Вечерело. Летели мы нарочно высоко. Облака, на наше счастье, висели низко, и потому дракона было хуже видно с земли. Голодный Ужик здорово устал – это чувствовалось по редкому и тяжелому ходу его крыльев. Вдруг сквозь облачную прореху я увидел внизу коровье стадо, которое с вечернего выпаса загоняли на ночлег. Конечно, грабёж – последнее дело, но нам сейчас было не до соблюдения приличий, поэтому я подал Ужику условный знак на охоту. Мой дракон молниеносно пошёл на снижение, и вскоре его лапы сомкнулись на крупах двух несчастных коровёнок. Ужик легко оторвал добычу от земли и сжал когти сильнее. В коровках что-то булькнуло с противным хрустом, они сразу перестали мычать и безвольно свесили головы. Затем дракон снова снизился, разжал лапы и сел рядом, предвкушая запоздавший ужин.

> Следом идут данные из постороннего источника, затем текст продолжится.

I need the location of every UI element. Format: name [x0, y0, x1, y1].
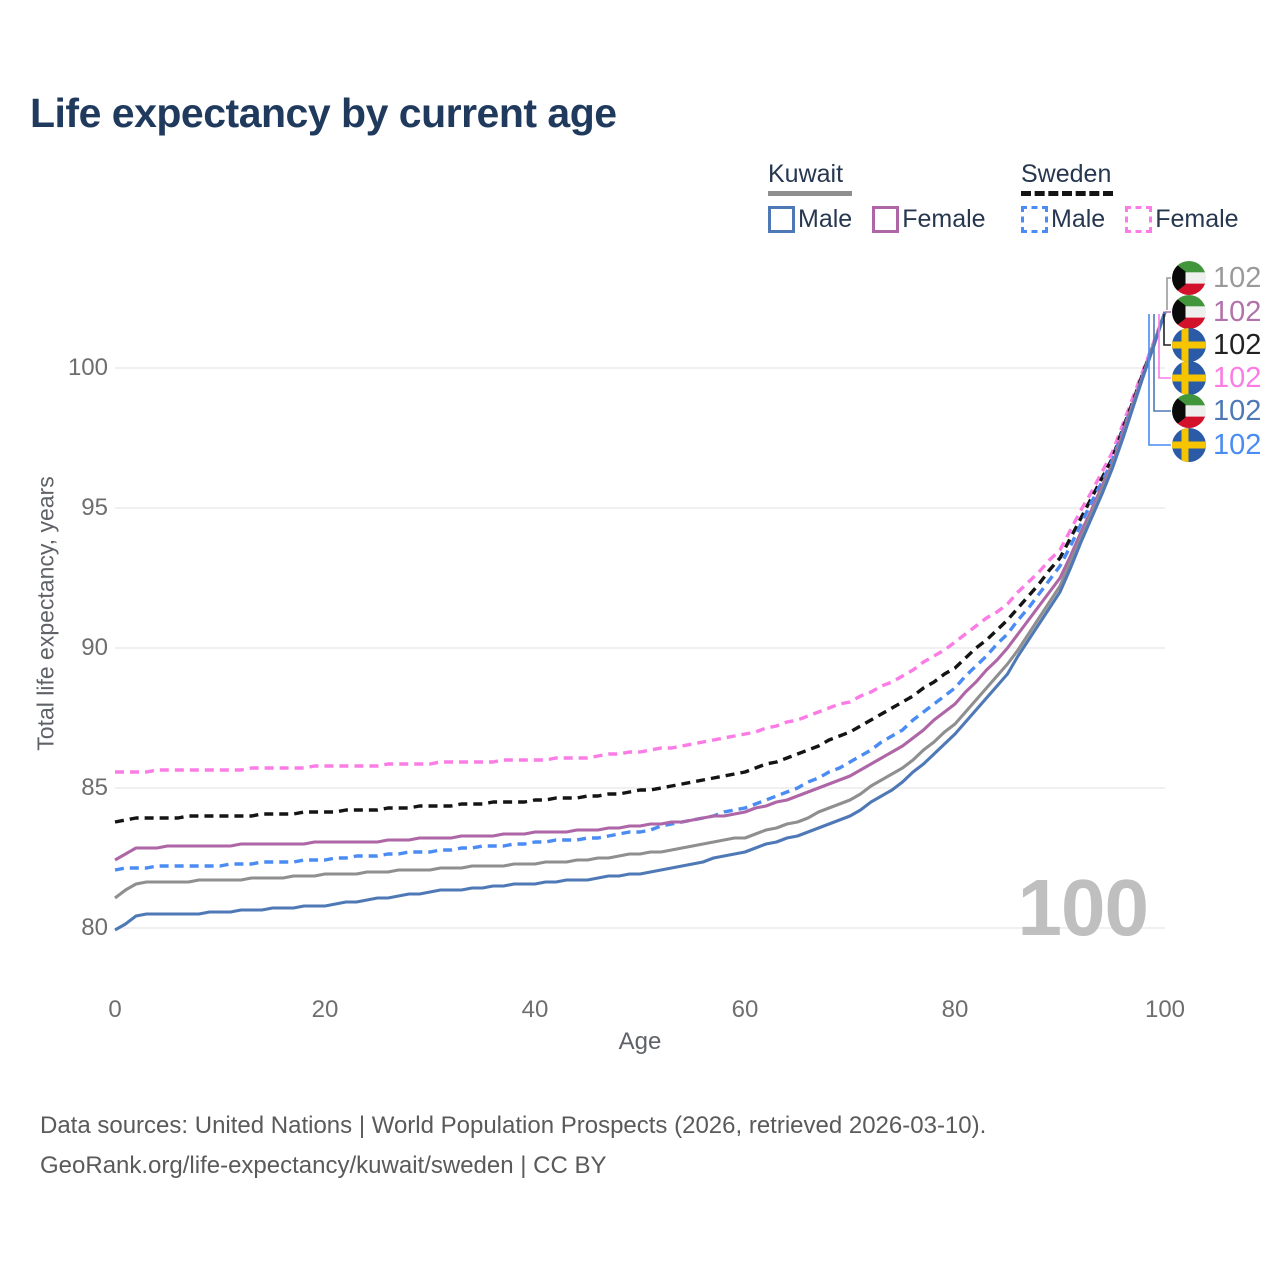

Недалеко от нас полулежал на карачках пастух, он был почти в обморочном состоянии. Я подошёл к незадачливому волопасу и велел тому подняться. Мужичонка встал, его била крупная дрожь.
– Что у тебя в бурдюке? – спросил я.
– В-в-вода, г-господин.
– Давай сюда.
Пастух покорно отдал то, что у него требовали.
– Вот, возьми. Это тебе за коров и за воду, – я протянул пастуху – неслыханная щедрость – целый золотой. – Беги, собирай стадо.
Мужичок, ошалевший одновременно и от страха, и от радости, задал стрекача. И мне оставаться на этом открытом месте тоже не хотелось, к тому же я не знал чьи здесь земли. К неудовольствию Ужика мы снова поднялись, да ещё и с грузом. Я похлопал дракона по твёрдому как железо загривку, мол, потерпи чуток. Якоб же после отлёта из родной деревни был какой-то отрешённый и даже безучастный.
Теперь мы летели низко и, когда началось редколесье с частыми проплешинами, то сели на одной из укромных полянок. Ужик больше не мог терпеть, поэтому мы с Якобом отошли и отвернулись. До сих пор не могу смотреть как драконы едят, хотя, казалось бы, много чего повидал в своей жизни. Тут только от звуков разрываемой и перемалываемой плоти, вкупе с плотоядным урчанием, на кого хочешь дурнота накатится, не говоря уже о любовании этим сомнительным зрелищем! Якобу тоже стало не по себе. Ладно пусть так, но его удалось хоть немного растормошить, вытащить из болота уныния.